Mas, de acordo com o parlamentar, ainda há muito a ser feito para colocar o queijo artesanal mineiro, cuja qualidade é reconhecida em todo o País, no patamar que ele merece, trazendo reais benefícios para os produtores. Nesse sentido, a pesquisa que está sendo planejada será o primeiro passo.
“A produção de queijo artesanal está na ordem do dia do Brasil. A caminhada é longa, mas o esforço da Assembleia tem valido a pena e estamos avançando”, complementou o deputado Fabiano Tolentino (PSD). Segundo o deputado Adelmo Carneiro Leão (PT), trata-se do resgate de um legítimo patrimônio mineiro com 300 anos de história. “Presenciamos nos últimos anos ações de Estado para caçar o queijo artesanal como se ele fosse um bandido. Nesse sentido, a pesquisa deverá ter um olhar sistêmico para definir meios de o poder público auxiliar o produtor, estimulando práticas como o associativismo ou o cooperativismo”, destacou. A reunião também chegou a ser presidida pelo deputado Romel Anízio (PP), membro efetivo da Comissão de Política Agropecuária, que também destacou o pioneirismo do Legislativo estadual.
Desafio é diminuir o tempo mínimo de maturação exigido

João Carlos Ribeiro, representante da área de fomento do Ministério de Agricultura, Pecuária e Abastecimento, lembrou que, pelos critérios vigentes, o tempo mínimo de maturação é de 17 dias para os queijos do Serro e de 22 dias para os queijos da Canastra. “Uma pesquisa dessa abrangência só vai trazer benefícios para os produtores.

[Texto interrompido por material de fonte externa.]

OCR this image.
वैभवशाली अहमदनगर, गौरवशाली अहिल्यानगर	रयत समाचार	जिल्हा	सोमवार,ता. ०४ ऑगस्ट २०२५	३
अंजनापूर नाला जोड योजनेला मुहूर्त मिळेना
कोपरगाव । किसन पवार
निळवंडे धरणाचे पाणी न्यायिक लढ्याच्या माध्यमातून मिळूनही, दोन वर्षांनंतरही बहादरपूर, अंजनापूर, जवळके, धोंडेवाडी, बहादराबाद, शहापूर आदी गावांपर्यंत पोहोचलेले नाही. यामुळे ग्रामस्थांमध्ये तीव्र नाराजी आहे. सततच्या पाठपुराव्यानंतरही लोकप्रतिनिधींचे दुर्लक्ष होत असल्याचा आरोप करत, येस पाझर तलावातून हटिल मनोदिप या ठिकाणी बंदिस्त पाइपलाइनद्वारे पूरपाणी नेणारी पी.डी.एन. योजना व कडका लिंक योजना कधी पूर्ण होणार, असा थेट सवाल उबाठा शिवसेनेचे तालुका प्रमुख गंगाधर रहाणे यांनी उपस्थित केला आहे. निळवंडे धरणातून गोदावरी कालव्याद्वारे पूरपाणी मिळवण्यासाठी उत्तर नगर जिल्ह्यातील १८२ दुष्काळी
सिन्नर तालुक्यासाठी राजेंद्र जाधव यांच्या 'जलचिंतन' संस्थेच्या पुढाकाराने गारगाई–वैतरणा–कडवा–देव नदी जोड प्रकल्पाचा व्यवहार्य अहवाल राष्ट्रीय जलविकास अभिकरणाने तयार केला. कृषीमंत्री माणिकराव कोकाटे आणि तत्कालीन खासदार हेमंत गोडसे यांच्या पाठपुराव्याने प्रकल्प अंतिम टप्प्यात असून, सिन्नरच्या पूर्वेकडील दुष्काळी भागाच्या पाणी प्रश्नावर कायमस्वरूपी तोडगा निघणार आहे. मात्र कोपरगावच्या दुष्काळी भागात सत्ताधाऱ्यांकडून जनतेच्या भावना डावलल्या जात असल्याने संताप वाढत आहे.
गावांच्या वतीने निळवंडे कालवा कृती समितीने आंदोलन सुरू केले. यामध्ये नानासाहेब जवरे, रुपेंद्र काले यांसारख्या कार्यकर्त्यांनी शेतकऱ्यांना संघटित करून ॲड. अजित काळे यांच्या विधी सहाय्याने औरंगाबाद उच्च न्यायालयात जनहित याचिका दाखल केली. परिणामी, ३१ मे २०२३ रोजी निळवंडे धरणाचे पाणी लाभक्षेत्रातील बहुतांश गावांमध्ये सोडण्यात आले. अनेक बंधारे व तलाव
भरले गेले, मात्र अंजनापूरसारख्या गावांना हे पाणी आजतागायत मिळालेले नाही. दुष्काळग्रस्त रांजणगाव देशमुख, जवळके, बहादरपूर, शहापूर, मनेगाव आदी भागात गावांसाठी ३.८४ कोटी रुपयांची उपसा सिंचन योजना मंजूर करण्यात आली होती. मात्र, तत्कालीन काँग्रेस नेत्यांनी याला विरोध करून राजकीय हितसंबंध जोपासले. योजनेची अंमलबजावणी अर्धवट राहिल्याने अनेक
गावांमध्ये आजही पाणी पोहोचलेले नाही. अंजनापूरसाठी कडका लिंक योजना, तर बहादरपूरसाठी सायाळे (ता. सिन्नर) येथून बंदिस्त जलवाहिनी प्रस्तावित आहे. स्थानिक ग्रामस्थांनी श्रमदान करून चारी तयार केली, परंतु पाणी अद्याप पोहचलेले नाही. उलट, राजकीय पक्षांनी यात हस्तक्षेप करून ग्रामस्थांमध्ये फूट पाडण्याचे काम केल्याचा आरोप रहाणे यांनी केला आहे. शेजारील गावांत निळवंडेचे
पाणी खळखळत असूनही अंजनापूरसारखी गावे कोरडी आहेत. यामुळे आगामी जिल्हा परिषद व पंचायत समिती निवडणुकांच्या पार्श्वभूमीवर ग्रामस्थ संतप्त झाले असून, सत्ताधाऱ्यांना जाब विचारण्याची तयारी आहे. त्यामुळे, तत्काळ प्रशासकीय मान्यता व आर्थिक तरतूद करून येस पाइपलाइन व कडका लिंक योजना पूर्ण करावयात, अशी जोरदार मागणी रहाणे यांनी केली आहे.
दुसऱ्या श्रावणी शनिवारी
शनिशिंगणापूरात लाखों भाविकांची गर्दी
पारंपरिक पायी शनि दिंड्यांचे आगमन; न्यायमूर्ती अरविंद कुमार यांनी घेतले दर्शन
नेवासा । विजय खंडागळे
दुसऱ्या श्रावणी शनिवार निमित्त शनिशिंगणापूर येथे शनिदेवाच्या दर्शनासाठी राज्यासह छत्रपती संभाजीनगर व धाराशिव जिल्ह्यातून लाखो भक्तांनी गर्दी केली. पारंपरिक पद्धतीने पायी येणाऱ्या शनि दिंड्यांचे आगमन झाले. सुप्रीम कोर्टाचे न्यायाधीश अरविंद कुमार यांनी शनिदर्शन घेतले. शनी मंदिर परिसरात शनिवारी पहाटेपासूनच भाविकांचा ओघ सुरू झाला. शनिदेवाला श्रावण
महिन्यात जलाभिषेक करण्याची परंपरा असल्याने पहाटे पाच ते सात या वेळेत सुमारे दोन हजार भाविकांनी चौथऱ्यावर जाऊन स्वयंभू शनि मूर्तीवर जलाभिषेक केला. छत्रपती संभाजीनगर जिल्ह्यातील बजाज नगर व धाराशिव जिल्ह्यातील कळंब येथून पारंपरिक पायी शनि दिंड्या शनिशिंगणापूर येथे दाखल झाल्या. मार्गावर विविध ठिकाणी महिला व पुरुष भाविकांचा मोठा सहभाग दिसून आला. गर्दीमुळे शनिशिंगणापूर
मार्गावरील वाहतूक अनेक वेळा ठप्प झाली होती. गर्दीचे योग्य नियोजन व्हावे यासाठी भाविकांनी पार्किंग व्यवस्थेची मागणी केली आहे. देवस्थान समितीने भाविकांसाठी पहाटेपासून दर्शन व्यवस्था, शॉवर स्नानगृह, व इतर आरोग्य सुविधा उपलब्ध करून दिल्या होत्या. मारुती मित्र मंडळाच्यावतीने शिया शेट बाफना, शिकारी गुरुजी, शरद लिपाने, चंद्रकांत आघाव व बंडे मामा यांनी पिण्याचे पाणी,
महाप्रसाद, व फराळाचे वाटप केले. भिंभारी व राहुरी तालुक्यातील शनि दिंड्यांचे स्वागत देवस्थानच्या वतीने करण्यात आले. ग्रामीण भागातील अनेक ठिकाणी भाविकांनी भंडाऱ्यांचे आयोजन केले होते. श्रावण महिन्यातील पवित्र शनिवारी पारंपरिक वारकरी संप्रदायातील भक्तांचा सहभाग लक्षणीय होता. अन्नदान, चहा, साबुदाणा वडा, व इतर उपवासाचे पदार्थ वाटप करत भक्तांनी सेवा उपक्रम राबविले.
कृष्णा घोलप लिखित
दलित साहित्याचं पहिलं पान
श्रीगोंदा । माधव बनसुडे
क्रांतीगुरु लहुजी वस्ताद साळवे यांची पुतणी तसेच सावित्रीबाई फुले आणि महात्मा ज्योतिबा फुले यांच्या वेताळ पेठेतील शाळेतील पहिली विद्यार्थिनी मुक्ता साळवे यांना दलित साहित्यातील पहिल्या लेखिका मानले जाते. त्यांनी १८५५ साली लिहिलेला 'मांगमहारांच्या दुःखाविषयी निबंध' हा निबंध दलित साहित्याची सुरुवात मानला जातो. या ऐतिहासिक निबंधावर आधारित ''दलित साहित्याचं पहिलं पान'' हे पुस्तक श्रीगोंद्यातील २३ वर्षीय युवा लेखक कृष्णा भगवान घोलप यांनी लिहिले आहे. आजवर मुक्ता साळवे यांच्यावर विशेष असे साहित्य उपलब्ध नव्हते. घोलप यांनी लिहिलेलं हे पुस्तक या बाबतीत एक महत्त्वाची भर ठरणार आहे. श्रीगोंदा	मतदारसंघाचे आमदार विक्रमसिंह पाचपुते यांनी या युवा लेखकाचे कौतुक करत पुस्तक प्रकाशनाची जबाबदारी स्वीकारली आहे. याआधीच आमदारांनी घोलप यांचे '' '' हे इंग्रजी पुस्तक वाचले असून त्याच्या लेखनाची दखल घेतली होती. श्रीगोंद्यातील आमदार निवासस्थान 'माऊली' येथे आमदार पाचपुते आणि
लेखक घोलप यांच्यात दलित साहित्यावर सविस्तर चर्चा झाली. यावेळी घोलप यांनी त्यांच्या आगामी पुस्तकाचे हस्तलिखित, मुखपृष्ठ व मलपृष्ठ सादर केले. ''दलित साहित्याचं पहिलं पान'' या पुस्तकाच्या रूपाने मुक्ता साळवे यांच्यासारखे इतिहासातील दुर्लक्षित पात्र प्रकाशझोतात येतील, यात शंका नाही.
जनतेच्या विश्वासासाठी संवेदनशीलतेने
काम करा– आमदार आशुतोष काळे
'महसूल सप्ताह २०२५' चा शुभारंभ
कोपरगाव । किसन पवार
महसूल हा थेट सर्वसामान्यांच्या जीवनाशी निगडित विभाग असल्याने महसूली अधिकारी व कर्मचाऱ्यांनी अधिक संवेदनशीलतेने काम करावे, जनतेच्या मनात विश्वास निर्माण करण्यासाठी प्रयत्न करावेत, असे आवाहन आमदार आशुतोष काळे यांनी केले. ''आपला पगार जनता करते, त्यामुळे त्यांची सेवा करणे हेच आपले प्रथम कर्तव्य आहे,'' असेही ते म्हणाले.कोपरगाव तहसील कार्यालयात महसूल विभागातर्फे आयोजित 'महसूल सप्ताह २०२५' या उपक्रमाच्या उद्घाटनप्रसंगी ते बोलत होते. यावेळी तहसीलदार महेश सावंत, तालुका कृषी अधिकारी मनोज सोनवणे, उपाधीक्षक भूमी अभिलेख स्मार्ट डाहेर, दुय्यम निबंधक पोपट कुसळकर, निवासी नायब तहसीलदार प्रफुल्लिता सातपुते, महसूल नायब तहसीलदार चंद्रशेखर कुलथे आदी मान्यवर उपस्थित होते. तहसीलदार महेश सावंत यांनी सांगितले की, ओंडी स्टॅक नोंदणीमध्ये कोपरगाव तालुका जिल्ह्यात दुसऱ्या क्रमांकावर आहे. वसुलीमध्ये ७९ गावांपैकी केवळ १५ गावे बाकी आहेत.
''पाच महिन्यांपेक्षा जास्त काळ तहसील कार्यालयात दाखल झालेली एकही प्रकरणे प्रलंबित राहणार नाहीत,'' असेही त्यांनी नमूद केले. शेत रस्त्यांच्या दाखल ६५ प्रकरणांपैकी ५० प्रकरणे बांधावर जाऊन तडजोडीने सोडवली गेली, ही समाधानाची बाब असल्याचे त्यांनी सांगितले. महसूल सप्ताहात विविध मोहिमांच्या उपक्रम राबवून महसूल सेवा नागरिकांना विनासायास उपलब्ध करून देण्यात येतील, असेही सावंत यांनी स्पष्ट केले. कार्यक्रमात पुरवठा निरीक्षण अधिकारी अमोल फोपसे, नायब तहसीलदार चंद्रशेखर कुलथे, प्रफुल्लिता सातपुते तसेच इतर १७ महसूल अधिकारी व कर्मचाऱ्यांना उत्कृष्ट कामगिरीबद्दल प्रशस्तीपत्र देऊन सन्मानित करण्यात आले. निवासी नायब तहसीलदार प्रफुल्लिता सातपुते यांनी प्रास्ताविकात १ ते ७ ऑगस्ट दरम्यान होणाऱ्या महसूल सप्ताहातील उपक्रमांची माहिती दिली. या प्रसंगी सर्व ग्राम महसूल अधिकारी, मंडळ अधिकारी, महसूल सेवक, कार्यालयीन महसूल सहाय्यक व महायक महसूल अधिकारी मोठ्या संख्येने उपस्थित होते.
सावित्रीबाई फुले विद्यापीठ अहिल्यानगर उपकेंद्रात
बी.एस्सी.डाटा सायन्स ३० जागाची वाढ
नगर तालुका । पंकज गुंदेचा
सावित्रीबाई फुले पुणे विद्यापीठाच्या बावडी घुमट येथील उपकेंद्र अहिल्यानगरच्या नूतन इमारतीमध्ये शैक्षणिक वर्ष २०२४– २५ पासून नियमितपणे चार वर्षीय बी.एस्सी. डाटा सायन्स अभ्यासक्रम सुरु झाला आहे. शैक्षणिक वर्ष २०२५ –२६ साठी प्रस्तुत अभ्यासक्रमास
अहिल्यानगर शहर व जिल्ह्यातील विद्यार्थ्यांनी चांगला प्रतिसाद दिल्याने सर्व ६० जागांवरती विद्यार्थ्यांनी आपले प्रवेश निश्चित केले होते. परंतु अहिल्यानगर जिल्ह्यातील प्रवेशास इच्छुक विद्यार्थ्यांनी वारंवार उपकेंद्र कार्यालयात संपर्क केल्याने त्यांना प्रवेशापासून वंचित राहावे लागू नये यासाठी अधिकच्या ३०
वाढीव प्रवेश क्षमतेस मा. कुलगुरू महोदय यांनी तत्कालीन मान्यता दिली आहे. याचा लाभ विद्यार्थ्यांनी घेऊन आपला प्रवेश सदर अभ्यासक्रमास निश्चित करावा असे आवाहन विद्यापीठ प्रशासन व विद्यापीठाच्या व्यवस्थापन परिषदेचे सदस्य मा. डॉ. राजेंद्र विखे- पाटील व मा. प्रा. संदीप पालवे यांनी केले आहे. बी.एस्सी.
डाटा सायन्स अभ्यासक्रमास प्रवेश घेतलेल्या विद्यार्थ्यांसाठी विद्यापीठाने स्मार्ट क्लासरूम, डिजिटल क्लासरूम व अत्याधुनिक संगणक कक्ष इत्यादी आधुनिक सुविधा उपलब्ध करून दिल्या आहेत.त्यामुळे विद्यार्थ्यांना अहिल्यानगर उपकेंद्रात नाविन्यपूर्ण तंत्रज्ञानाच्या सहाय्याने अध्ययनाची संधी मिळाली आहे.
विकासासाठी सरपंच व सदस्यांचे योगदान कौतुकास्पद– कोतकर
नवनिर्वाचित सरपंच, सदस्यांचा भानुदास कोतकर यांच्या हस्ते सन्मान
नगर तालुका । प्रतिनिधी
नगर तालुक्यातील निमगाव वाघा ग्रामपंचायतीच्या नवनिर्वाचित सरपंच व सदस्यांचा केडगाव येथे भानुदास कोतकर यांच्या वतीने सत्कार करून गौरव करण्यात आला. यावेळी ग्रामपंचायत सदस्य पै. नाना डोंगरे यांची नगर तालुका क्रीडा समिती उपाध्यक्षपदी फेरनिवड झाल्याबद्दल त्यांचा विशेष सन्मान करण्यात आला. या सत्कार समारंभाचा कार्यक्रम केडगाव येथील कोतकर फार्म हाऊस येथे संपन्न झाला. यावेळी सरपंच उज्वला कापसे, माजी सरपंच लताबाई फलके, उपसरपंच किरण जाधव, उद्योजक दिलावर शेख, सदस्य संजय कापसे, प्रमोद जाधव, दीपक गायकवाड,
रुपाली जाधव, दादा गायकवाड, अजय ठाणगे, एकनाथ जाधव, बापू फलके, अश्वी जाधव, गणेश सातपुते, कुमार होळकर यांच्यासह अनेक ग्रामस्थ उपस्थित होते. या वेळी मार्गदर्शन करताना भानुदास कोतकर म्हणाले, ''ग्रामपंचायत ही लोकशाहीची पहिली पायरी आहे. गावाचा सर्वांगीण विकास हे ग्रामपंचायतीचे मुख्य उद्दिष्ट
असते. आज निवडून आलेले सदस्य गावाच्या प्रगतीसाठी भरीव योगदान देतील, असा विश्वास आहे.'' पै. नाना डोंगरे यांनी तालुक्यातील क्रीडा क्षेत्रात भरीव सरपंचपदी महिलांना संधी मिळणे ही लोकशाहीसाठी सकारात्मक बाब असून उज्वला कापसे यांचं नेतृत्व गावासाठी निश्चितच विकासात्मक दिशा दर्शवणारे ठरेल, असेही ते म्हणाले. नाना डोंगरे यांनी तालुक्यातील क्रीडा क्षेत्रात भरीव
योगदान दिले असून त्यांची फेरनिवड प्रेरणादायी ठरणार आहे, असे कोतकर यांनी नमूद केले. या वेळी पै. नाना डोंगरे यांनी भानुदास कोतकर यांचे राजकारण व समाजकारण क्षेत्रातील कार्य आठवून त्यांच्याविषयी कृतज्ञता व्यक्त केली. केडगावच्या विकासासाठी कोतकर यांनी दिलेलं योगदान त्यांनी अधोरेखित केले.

Já trabalhamos inclusive com a possibilidade desse tempo ser reduzido para dez e 12 dias, respectivamente. A qualidade do queijo artesanal mineiro hoje é muito diferente do que foi no passado”, afirmou.
Segundo o diretor-técnico do IMA, Thales Almeida Pereira Fernandes, o desafio a partir de agora é definir as fontes de financiamento para o estudo, tarefa para a qual ele pediu o apoio dos deputados. “Os estudos existentes sobre a produção de queijo artesanal são muito questionados pela aplicação de metodologias variadas, e essa pesquisa vai aplicar uma única metodologia nas cinco regiões produtoras do Estado, o que é um grande avanço”, destacou.
A supervisora do Laboratório de Segurança Microbiológica em Alimentos do IMA, Liliane Denize Miranda Menezes, estimou os custos da ordem de R$ 250 mil a R$ 300 mil por região pesquisada. Sobre esse assunto, o assessor-adjunto de Planejamento e Gestão da Fapemig, tradicional órgão financiador de pesquisas, destacou ser importante o envio, o mais rápido possível, do projeto com o detalhamento financeiro para a direção do órgão. “Não tenho dúvidas de que a Fapemig será mais uma parceira nessa iniciativa. É importante agregar valor ao queijo artesanal mineiro pois, com a realização da Copa do Mundo, todos os olhos do planeta estarão sobre nós”, lembrou.
Matéria-prima - Coube a Márcio Roberto da Silva, pesquisador da Embrapa Gado de Leite e integrante do grupo de trabalho para a regulamentação da chamada Lei do Queijo, detalhar aos participantes da audiência pública explicar como será realizada a pesquisa. “Nossa premissa é de que um queijo minas artesanal de qualidade precisa, em primeiro lugar, de um leite de procedência indiscutível. A pesquisa vai dar mais respaldo à lei, orientando a fiscalização e o aprimoramento dos produtores”, apontou. Na sua apresentação, o pesquisador traçou um panorama da produção agropecuária no Brasil e em Minas, destacando a importância de se zelar pela qualidade do leite e de seus derivados.
Na mesma linha, o coordenador em Minas do Laboratório Nacional Agropecuário (Lanagro/MG) defendeu a importância da pesquisa por se tratar de uma medida preventiva, não paliativa. “Temos que dar conta do desafio de levar ao público produtos que possam ser consumidos sem risco. É muito melhor fazer esse tipo de pesquisa previamente, e não somente na hora dos surtos”, apontou.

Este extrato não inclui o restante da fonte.